Maka mustered a small weak smile and let out a sob as she looked at her mother who said her name. Then coming closer did she out her neck around her and said she was her Maka. The small femme pushed her face into her mother's fur on her chest and cry out her pain. The pain that had been hidden behind the curtain. Let it be free then gone. Even though a memory would still remain she knew she was loved. Her mother loved her; so Maka nuzzled her as she sat there crying. Her turquoise eyes looked up to Crusade as she pulled back a bit to speak.

"I love you....Mommy" she said.

Maka said mommy because she had never been able to say that. She had always wanted to say that to her biological mother but she knew it wouldn't mean anything. But now it did, this was her mother, her mama, her mommy. The one that loved her back and cared for her as well. The one that loved her as much as she loved her sister. She then pushed her face back I to her mother's fur as she let out whines of happiness as her tail wagged. She cried still but tears of happiness and joy. Maka closed her eyes as she sat tere with her face pushed into Crusade.

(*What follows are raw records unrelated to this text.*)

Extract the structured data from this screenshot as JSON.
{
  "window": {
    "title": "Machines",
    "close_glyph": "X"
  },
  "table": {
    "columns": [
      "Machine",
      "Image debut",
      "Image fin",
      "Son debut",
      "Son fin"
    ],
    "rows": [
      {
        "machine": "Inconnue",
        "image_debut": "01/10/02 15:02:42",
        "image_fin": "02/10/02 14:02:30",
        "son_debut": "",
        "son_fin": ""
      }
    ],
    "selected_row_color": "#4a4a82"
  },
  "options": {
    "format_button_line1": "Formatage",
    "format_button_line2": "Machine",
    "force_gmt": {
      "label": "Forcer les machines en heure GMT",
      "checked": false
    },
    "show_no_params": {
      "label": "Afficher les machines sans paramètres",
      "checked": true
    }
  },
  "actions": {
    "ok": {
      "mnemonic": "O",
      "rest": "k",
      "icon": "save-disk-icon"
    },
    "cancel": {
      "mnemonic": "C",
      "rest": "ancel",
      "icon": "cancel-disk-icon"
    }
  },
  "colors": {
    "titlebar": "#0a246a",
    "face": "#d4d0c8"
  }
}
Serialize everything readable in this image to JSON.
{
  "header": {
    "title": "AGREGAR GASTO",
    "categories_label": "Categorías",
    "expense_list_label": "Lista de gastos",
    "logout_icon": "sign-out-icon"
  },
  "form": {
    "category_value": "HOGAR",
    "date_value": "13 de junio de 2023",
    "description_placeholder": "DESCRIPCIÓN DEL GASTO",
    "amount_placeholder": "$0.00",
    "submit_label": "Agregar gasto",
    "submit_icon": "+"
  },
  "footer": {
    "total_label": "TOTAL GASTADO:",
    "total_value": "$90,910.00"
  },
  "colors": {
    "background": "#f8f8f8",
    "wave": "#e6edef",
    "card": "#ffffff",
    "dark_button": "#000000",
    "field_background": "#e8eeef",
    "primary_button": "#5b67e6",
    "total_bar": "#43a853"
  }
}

She even felt like hopping around. Maybe the old Maka was slowly coming back; and the monster that had its shell over her was fading away.

The show ended as the girl ran to her mother. She was swept up in her arms as she giggled with joy. The curtains closed and the two walked out of the place with smiles on their faces. The girl was in her mother's arms as they exited the place. And her head lay on her shoulder. Her mother, her crutch in life.